Dreamscape: Special Edition

January 28, 2012 7 Min Read

Review by: Matt Brighton

Plot: What’s it about?

About 15 years ago, something happened to movies that has actually made a decent, long-lasting impression upon the entire industry. A new rating was invented for that grey area between a “PG” movie and an “R” movie. The first movie to feature this new rating of “PG-13” was Dreamscape. [Editor: I’m correcting my own review here, I have been informed that it was actually “Red Dawn”, sorry about that] Basically it said that kids over the age of 13 could attend the movie, and had some adult content, but nothing too bad. Of course, over the passage of time, that rating has probably become the most popular yet, with 7 of the top ten grossing movie of all time carrying the “PG-13” rating. Anyhow, this isn’t about a rating, it’s about Image Entertainment’s new release of Dreamscape…

Whenever watching older 80’s movies, it’s very easy to tell that some are very dated by the likes of hairstyles, clothes, cars, etc. Dreamscape is one of those movies.

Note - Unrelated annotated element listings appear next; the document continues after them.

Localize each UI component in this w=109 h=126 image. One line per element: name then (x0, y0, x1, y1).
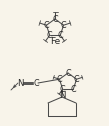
Text: C: C (57, 75, 62, 84)
Text: N: N (17, 78, 23, 87)
Text: C: C (65, 69, 71, 77)
Text: C: C (57, 31, 63, 40)
Text: C: C (52, 14, 58, 24)
Text: Fe: Fe (50, 37, 60, 45)
Text: C: C (74, 75, 79, 84)
Text: N: N (59, 91, 65, 101)
Text: C: C (60, 85, 66, 94)
Text: C: C (71, 85, 76, 94)
Text: C: C (61, 21, 66, 30)
Text: C: C (33, 78, 39, 87)
Text: C: C (47, 31, 53, 40)
Text: C: C (44, 21, 49, 30)
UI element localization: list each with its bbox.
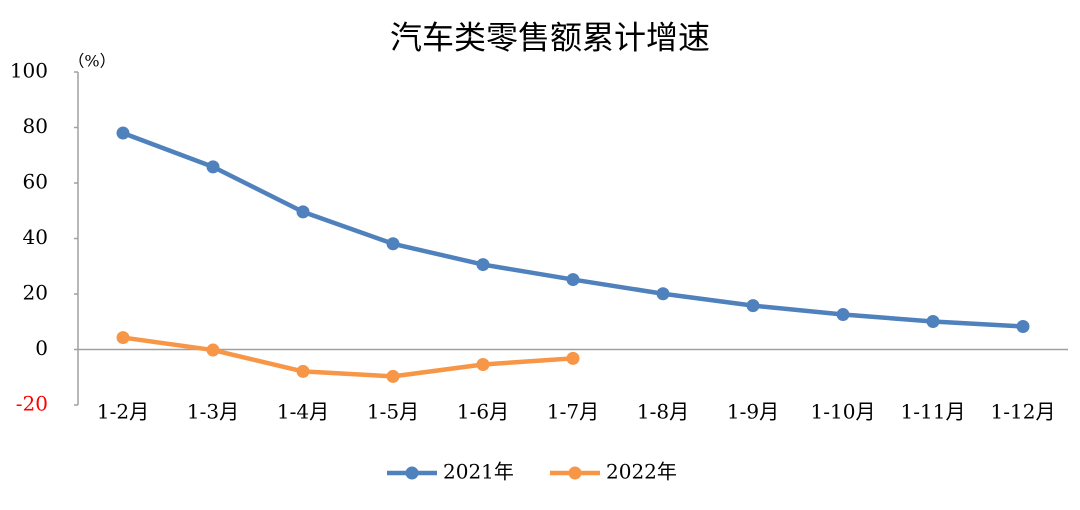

While I think Dreamscape will ultimately being remembered for being the first PG-13 movie, rather than it’s content. We meet Dennis Quaid’s character, Alex Gardner, a former boy genius who also possesses minor psychic abilities. He became tired of being poked and prodded by scientists before the age of 20, so he called it quits, and now is content to use his talents by raking it in at the horse races…or picking up women. Apparantley, he isn’t very good at paying his debts, though. When chased by henchmen looking for money, he opts to go with two strange men who want him to help out with an experiment at a local university. What he doesn’t know is that his old pal, Dr. Paul Novotny (Max Von Sydow) is behind this new, cutting edge experiment where he has psychics taking an active part in subjects dreams. Being less that intrigued by the offer, he is forced to stay at the treat of an IRS audit.

The movie wastes no time getting into the heart of the matter and we see how quickly the plot develops. Aside from Alex, there’s only one other person who can succesfully “Dreamscape” or get inside and take part, that’s our nemisis, Tommy. All of this is fine and good, but there’s a sub story of the President of the United States (played by Eddie Albert) that keeps having nuclear fallout nightmares and is determined to start a treaty with the Russians (again, dated…Cold War) to start dismantling the nuclear warheads. But Bob Blair (Christopher Plummer) is against this and the plan is for Tommy to go into the President’s dream and kill him, hence the President will be dead…

In what is a very good idea for a movie, it’s acted very well, and has a very good cast. I can only imagine what a CGI mess this would be, had it been made today. Still, Dreamscape is a good movie, not one that I will particularly watch over and over per se, but if you enjoyed it this DVD will serve you well.

Video: How does it look?

The 1.78 image is enhanced for widescreen TV’s and overall, looks good. However some scenes look great, while others look less than flattering. There is a lot of “stock” footage when entering the dream that I think had something to do with the overall image. Colors look a bit muted, and I think that the image’s fault was more a fault of the source material than the actual movie itself. In some scenes there was major artifacting, while others looked crystal clear. On the overall, it “averaged” out to a decent transfer, but was very inconsistent.

Audio: How does it sound?

This is what’s exciting…not only is there a remastered Dolby Digital 5.1 track on the disc, but there is also a DTS 5.1 track on the disc as well. I listened to both, and as expected the DTS won out. While the DD sounded a bit dry and broken off at times, the DTS surpassed it in almost every way, shape and form. Now the DTS did sound better, as was just mentioned, but compared to the likes of Twister or The Peacemaker, it doesn’t even compare. Still, it’s nice to see that we have the option and the ability to choose a DTS track back when movies were barely made in stereo surround.

Supplements: What are the extras?

The main extra on the Dreamscape disc, aside from the DTS soundtrack, is the feature-length commentary with the director. This commentary is almost a must, seeing as how much additional information was given. While not the most upbeat commentary, it is very easy to follow and is another that is in “stereo” with one voice in the right front speaker, and the other on the left front speaker. A nice touch, as I feel it gives it an added depth. Also included is a slide show that showed some of the effects and a brief featurette on how they made the “snake man” effect, back when the cheesy “clay-mation” effects were still “the thing”. Overall, Image has put out a very good special edition here, with their avid support of DTS, I can’t wait to see what’s on the horizon. If Dreamscape is a favorite of yours, this is the version to own.